Nel gennaio 1979, nel pieno della crisi iraniana, i leader di Stati Uniti, Francia, Regno Unito e Germania Ovest si riunirono a Guadalupa per discutere il destino dello Scià Mohammad Reza Pahlavi. Convinti che la sua permanenza al potere fosse ormai insostenibile, i governi occidentali decisero di non sostenerlo più, aprendo la strada alla Rivoluzione Islamica. L’influenza della Francia di Valéry Giscard d’Estaing fu determinante nel facilitare il ritorno dall’esilio dell’Ayatollah Ruhollah Khomeini, che divenne il leader indiscusso del nuovo ordine iraniano. La Francia, che aveva ospitato Khomeini a Neauphle-le-Château, fornì al religioso una piattaforma per diffondere il suo messaggio rivoluzionario, contribuendo in modo decisivo alla delegittimazione dello Scià agli occhi dell’opinione pubblica iraniana e internazionale.
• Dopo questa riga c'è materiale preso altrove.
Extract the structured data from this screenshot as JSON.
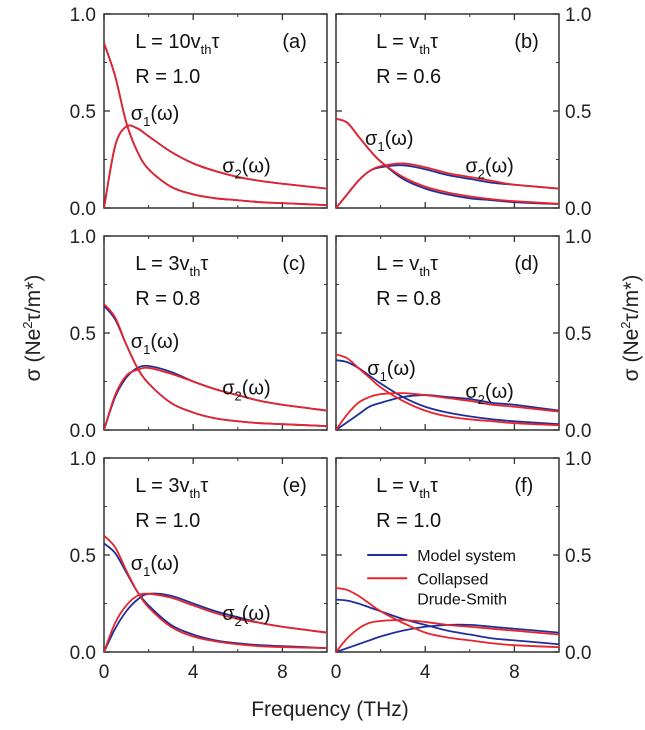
{
  "figure": {
    "xlabel": "Frequency (THz)",
    "ylabel_left": {
      "main": "σ (Ne",
      "sup": "2",
      "rest": "τ/m*)"
    },
    "ylabel_right": {
      "main": "σ (Ne",
      "sup": "2",
      "rest": "τ/m*)"
    },
    "x_ticks": [
      "0",
      "4",
      "8"
    ],
    "y_ticks": [
      "0.0",
      "0.5",
      "1.0"
    ],
    "legend": {
      "model": "Model system",
      "collapsed_line1": "Collapsed",
      "collapsed_line2": "Drude-Smith"
    },
    "colors": {
      "model": "#1f2f9a",
      "collapsed": "#e8232a"
    }
  },
  "chart_data": [
    {
      "type": "line",
      "panel": "(a)",
      "L": {
        "pre": "L = 10v",
        "sub": "th",
        "post": "τ"
      },
      "R": "R = 1.0",
      "sigma1_label": {
        "main": "σ",
        "sub": "1",
        "post": "(ω)"
      },
      "sigma2_label": {
        "main": "σ",
        "sub": "2",
        "post": "(ω)"
      },
      "xlim": [
        0,
        10
      ],
      "ylim": [
        0,
        1
      ],
      "x": [
        0,
        0.5,
        1,
        1.5,
        2,
        3,
        4,
        5,
        6,
        7,
        8,
        10
      ],
      "series": [
        {
          "name": "Model system",
          "part": "σ1",
          "values": [
            0.85,
            0.68,
            0.44,
            0.29,
            0.2,
            0.11,
            0.07,
            0.05,
            0.04,
            0.03,
            0.025,
            0.015
          ]
        },
        {
          "name": "Model system",
          "part": "σ2",
          "values": [
            0,
            0.32,
            0.42,
            0.41,
            0.37,
            0.29,
            0.23,
            0.19,
            0.16,
            0.14,
            0.125,
            0.1
          ]
        },
        {
          "name": "Collapsed Drude-Smith",
          "part": "σ1",
          "values": [
            0.85,
            0.68,
            0.44,
            0.29,
            0.2,
            0.11,
            0.07,
            0.05,
            0.04,
            0.03,
            0.025,
            0.015
          ]
        },
        {
          "name": "Collapsed Drude-Smith",
          "part": "σ2",
          "values": [
            0,
            0.32,
            0.42,
            0.41,
            0.37,
            0.29,
            0.23,
            0.19,
            0.16,
            0.14,
            0.125,
            0.1
          ]
        }
      ]
    },
    {
      "type": "line",
      "panel": "(b)",
      "L": {
        "pre": "L = v",
        "sub": "th",
        "post": "τ"
      },
      "R": "R = 0.6",
      "sigma1_label": {
        "main": "σ",
        "sub": "1",
        "post": "(ω)"
      },
      "sigma2_label": {
        "main": "σ",
        "sub": "2",
        "post": "(ω)"
      },
      "xlim": [
        0,
        10
      ],
      "ylim": [
        0,
        1
      ],
      "x": [
        0,
        0.5,
        1,
        1.5,
        2,
        3,
        4,
        5,
        6,
        7,
        8,
        10
      ],
      "series": [
        {
          "name": "Model system",
          "part": "σ1",
          "values": [
            0.46,
            0.44,
            0.37,
            0.3,
            0.24,
            0.15,
            0.1,
            0.07,
            0.05,
            0.04,
            0.03,
            0.02
          ]
        },
        {
          "name": "Model system",
          "part": "σ2",
          "values": [
            0,
            0.07,
            0.14,
            0.19,
            0.21,
            0.22,
            0.2,
            0.17,
            0.15,
            0.13,
            0.12,
            0.1
          ]
        },
        {
          "name": "Collapsed Drude-Smith",
          "part": "σ1",
          "values": [
            0.46,
            0.44,
            0.37,
            0.3,
            0.24,
            0.16,
            0.11,
            0.08,
            0.06,
            0.045,
            0.035,
            0.022
          ]
        },
        {
          "name": "Collapsed Drude-Smith",
          "part": "σ2",
          "values": [
            0,
            0.07,
            0.14,
            0.19,
            0.215,
            0.23,
            0.21,
            0.18,
            0.16,
            0.14,
            0.12,
            0.1
          ]
        }
      ]
    },
    {
      "type": "line",
      "panel": "(c)",
      "L": {
        "pre": "L = 3v",
        "sub": "th",
        "post": "τ"
      },
      "R": "R = 0.8",
      "sigma1_label": {
        "main": "σ",
        "sub": "1",
        "post": "(ω)"
      },
      "sigma2_label": {
        "main": "σ",
        "sub": "2",
        "post": "(ω)"
      },
      "xlim": [
        0,
        10
      ],
      "ylim": [
        0,
        1
      ],
      "x": [
        0,
        0.5,
        1,
        1.5,
        2,
        3,
        4,
        5,
        6,
        7,
        8,
        10
      ],
      "series": [
        {
          "name": "Model system",
          "part": "σ1",
          "values": [
            0.64,
            0.57,
            0.44,
            0.32,
            0.24,
            0.14,
            0.09,
            0.06,
            0.045,
            0.035,
            0.03,
            0.02
          ]
        },
        {
          "name": "Model system",
          "part": "σ2",
          "values": [
            0,
            0.17,
            0.27,
            0.32,
            0.33,
            0.3,
            0.25,
            0.21,
            0.18,
            0.15,
            0.13,
            0.1
          ]
        },
        {
          "name": "Collapsed Drude-Smith",
          "part": "σ1",
          "values": [
            0.65,
            0.58,
            0.44,
            0.32,
            0.24,
            0.14,
            0.09,
            0.06,
            0.045,
            0.035,
            0.03,
            0.02
          ]
        },
        {
          "name": "Collapsed Drude-Smith",
          "part": "σ2",
          "values": [
            0,
            0.18,
            0.28,
            0.31,
            0.32,
            0.29,
            0.25,
            0.21,
            0.18,
            0.15,
            0.13,
            0.1
          ]
        }
      ]
    },
    {
      "type": "line",
      "panel": "(d)",
      "L": {
        "pre": "L = v",
        "sub": "th",
        "post": "τ"
      },
      "R": "R = 0.8",
      "sigma1_label": {
        "main": "σ",
        "sub": "1",
        "post": "(ω)"
      },
      "sigma2_label": {
        "main": "σ",
        "sub": "2",
        "post": "(ω)"
      },
      "xlim": [
        0,
        10
      ],
      "ylim": [
        0,
        1
      ],
      "x": [
        0,
        0.5,
        1,
        1.5,
        2,
        3,
        4,
        5,
        6,
        7,
        8,
        10
      ],
      "series": [
        {
          "name": "Model system",
          "part": "σ1",
          "values": [
            0.36,
            0.35,
            0.32,
            0.28,
            0.24,
            0.17,
            0.12,
            0.09,
            0.07,
            0.055,
            0.045,
            0.03
          ]
        },
        {
          "name": "Model system",
          "part": "σ2",
          "values": [
            0,
            0.04,
            0.08,
            0.12,
            0.14,
            0.17,
            0.18,
            0.17,
            0.16,
            0.14,
            0.13,
            0.1
          ]
        },
        {
          "name": "Collapsed Drude-Smith",
          "part": "σ1",
          "values": [
            0.39,
            0.37,
            0.32,
            0.27,
            0.22,
            0.15,
            0.1,
            0.07,
            0.055,
            0.045,
            0.035,
            0.025
          ]
        },
        {
          "name": "Collapsed Drude-Smith",
          "part": "σ2",
          "values": [
            0,
            0.08,
            0.14,
            0.17,
            0.185,
            0.19,
            0.18,
            0.165,
            0.15,
            0.13,
            0.12,
            0.095
          ]
        }
      ]
    },
    {
      "type": "line",
      "panel": "(e)",
      "L": {
        "pre": "L = 3v",
        "sub": "th",
        "post": "τ"
      },
      "R": "R = 1.0",
      "sigma1_label": {
        "main": "σ",
        "sub": "1",
        "post": "(ω)"
      },
      "sigma2_label": {
        "main": "σ",
        "sub": "2",
        "post": "(ω)"
      },
      "xlim": [
        0,
        10
      ],
      "ylim": [
        0,
        1
      ],
      "x": [
        0,
        0.5,
        1,
        1.5,
        2,
        3,
        4,
        5,
        6,
        7,
        8,
        10
      ],
      "series": [
        {
          "name": "Model system",
          "part": "σ1",
          "values": [
            0.56,
            0.51,
            0.41,
            0.31,
            0.24,
            0.14,
            0.09,
            0.06,
            0.045,
            0.035,
            0.03,
            0.02
          ]
        },
        {
          "name": "Model system",
          "part": "σ2",
          "values": [
            0,
            0.12,
            0.21,
            0.27,
            0.3,
            0.29,
            0.25,
            0.21,
            0.18,
            0.15,
            0.13,
            0.1
          ]
        },
        {
          "name": "Collapsed Drude-Smith",
          "part": "σ1",
          "values": [
            0.6,
            0.54,
            0.42,
            0.31,
            0.23,
            0.13,
            0.08,
            0.055,
            0.04,
            0.03,
            0.025,
            0.02
          ]
        },
        {
          "name": "Collapsed Drude-Smith",
          "part": "σ2",
          "values": [
            0,
            0.15,
            0.24,
            0.29,
            0.3,
            0.28,
            0.24,
            0.2,
            0.17,
            0.15,
            0.13,
            0.1
          ]
        }
      ]
    },
    {
      "type": "line",
      "panel": "(f)",
      "L": {
        "pre": "L = v",
        "sub": "th",
        "post": "τ"
      },
      "R": "R = 1.0",
      "xlim": [
        0,
        10
      ],
      "ylim": [
        0,
        1
      ],
      "x": [
        0,
        0.5,
        1,
        1.5,
        2,
        3,
        4,
        5,
        6,
        7,
        8,
        10
      ],
      "series": [
        {
          "name": "Model system",
          "part": "σ1",
          "values": [
            0.27,
            0.265,
            0.25,
            0.23,
            0.21,
            0.17,
            0.14,
            0.11,
            0.09,
            0.07,
            0.06,
            0.04
          ]
        },
        {
          "name": "Model system",
          "part": "σ2",
          "values": [
            0,
            0.02,
            0.04,
            0.06,
            0.08,
            0.11,
            0.13,
            0.14,
            0.14,
            0.13,
            0.12,
            0.1
          ]
        },
        {
          "name": "Collapsed Drude-Smith",
          "part": "σ1",
          "values": [
            0.33,
            0.32,
            0.29,
            0.25,
            0.21,
            0.15,
            0.1,
            0.075,
            0.06,
            0.045,
            0.035,
            0.025
          ]
        },
        {
          "name": "Collapsed Drude-Smith",
          "part": "σ2",
          "values": [
            0,
            0.07,
            0.12,
            0.15,
            0.16,
            0.165,
            0.155,
            0.14,
            0.13,
            0.12,
            0.11,
            0.09
          ]
        }
      ]
    }
  ]
}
Il 16 gennaio 1979, lo Scià lasciò l’Iran, dando avvio a una fase di profonda trasformazione politica. Khomeini tornò a Teheran il 1° febbraio e in pochi mesi consolidò il potere attraverso un referendum che sancì la nascita della Repubblica Islamica. L’opposizione interna fu rapidamente eliminata, compresi i gruppi laici, i comunisti e persino gli islamisti moderati. L’Occidente, inizialmente convinto di poter controllare la transizione, si trovò presto di fronte a una realtà inaspettata. La crisi degli ostaggi nell’ambasciata americana a Teheran nel novembre 1979 suggellò la rottura definitiva tra Iran e Stati Uniti, trasformando il paese in un attore ostile agli interessi occidentali.
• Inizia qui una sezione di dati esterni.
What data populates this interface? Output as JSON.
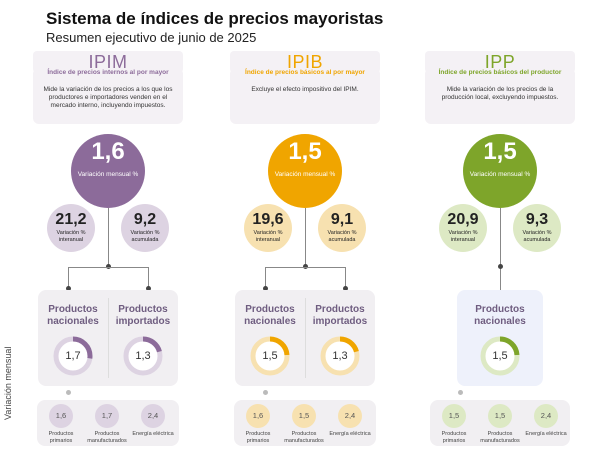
{
  "title": "Sistema de índices de precios mayoristas",
  "subtitle": "Resumen ejecutivo de junio de 2025",
  "ylabel": "Variación mensual",
  "indices": [
    {
      "key": "ipim",
      "name": "IPIM",
      "full_name": "Índice de precios internos al por mayor",
      "description": "Mide la variación de los precios a los que los productores e importadores venden en el mercado interno, incluyendo impuestos.",
      "color": "#8c6b9a",
      "light": "#ddd3e2",
      "monthly": {
        "value": "1,6",
        "label": "Variación mensual %"
      },
      "yoy": {
        "value": "21,2",
        "label": "Variación % interanual"
      },
      "accum": {
        "value": "9,2",
        "label": "Variación % acumulada"
      },
      "products": [
        {
          "label": "Productos nacionales",
          "value": "1,7",
          "pct": 0.17
        },
        {
          "label": "Productos importados",
          "value": "1,3",
          "pct": 0.13
        }
      ],
      "breakdown": [
        {
          "value": "1,6",
          "label": "Productos primarios"
        },
        {
          "value": "1,7",
          "label": "Productos manufacturados"
        },
        {
          "value": "2,4",
          "label": "Energía eléctrica"
        }
      ]
    },
    {
      "key": "ipib",
      "name": "IPIB",
      "full_name": "Índice de precios básicos al por mayor",
      "description": "Excluye el efecto impositivo del IPIM.",
      "color": "#f0a500",
      "light": "#f7e1b0",
      "monthly": {
        "value": "1,5",
        "label": "Variación mensual %"
      },
      "yoy": {
        "value": "19,6",
        "label": "Variación % interanual"
      },
      "accum": {
        "value": "9,1",
        "label": "Variación % acumulada"
      },
      "products": [
        {
          "label": "Productos nacionales",
          "value": "1,5",
          "pct": 0.15
        },
        {
          "label": "Productos importados",
          "value": "1,3",
          "pct": 0.13
        }
      ],
      "breakdown": [
        {
          "value": "1,6",
          "label": "Productos primarios"
        },
        {
          "value": "1,5",
          "label": "Productos manufacturados"
        },
        {
          "value": "2,4",
          "label": "Energía eléctrica"
        }
      ]
    },
    {
      "key": "ipp",
      "name": "IPP",
      "full_name": "Índice de precios básicos del productor",
      "description": "Mide la variación de los precios de la producción local, excluyendo impuestos.",
      "color": "#7ea52a",
      "light": "#dde9c4",
      "monthly": {
        "value": "1,5",
        "label": "Variación mensual %"
      },
      "yoy": {
        "value": "20,9",
        "label": "Variación % interanual"
      },
      "accum": {
        "value": "9,3",
        "label": "Variación % acumulada"
      },
      "products": [
        {
          "label": "Productos nacionales",
          "value": "1,5",
          "pct": 0.15
        }
      ],
      "breakdown": [
        {
          "value": "1,5",
          "label": "Productos primarios"
        },
        {
          "value": "1,5",
          "label": "Productos manufacturados"
        },
        {
          "value": "2,4",
          "label": "Energía eléctrica"
        }
      ]
    }
  ]
}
Nel contesto della Guerra Fredda, il crollo della dinastia Pahlavi rappresentò un problema strategico per l’Occidente, impegnato a impedire che l’Iran finisse sotto l’influenza sovietica. Gli Stati Uniti risposero sostenendo Saddam Hussein nella guerra Iran-Iraq (1980-1988), sperando di arginare l’espansionismo rivoluzionario di Teheran. Ma questa strategia si rivelò fallimentare, rafforzando ulteriormente la retorica anti-occidentale del regime iraniano e alimentando le tensioni regionali.
Oggi, Reza Pahlavi si propone come una figura di riferimento per l’opposizione iraniana, sostenendo la necessità di un Iran laico e moderno. Le sue prese di posizione sottolineano il crescente malcontento nei confronti del regime, amplificato dalle proteste popolari degli ultimi anni. Tuttavia, il suo ruolo rimane incerto: sebbene goda di sostegno nella diaspora iraniana, l’opposizione al regime di Teheran è frammentata e la repressione rende difficile ogni tentativo di cambiamento.
La caduta dello Scià e l’ascesa della Repubblica Islamica furono il risultato di scelte strategiche occidentali che non tennero conto delle conseguenze a lungo termine. La speranza degli Stati Uniti di vincolare il nuovo regime iraniano si rivelò illusoria, così come l’idea di poterlo influenzare. Oggi, Reza Pahlavi rappresenta un’alternativa che tenta di conciliare il passato monarchico con le aspirazioni democratiche della nuova generazione iraniana. Resta da vedere se il suo movimento potrà incidere sul futuro del paese o se l’Iran continuerà a essere dominato dalle sue contraddizioni geopolitiche e ideologiche.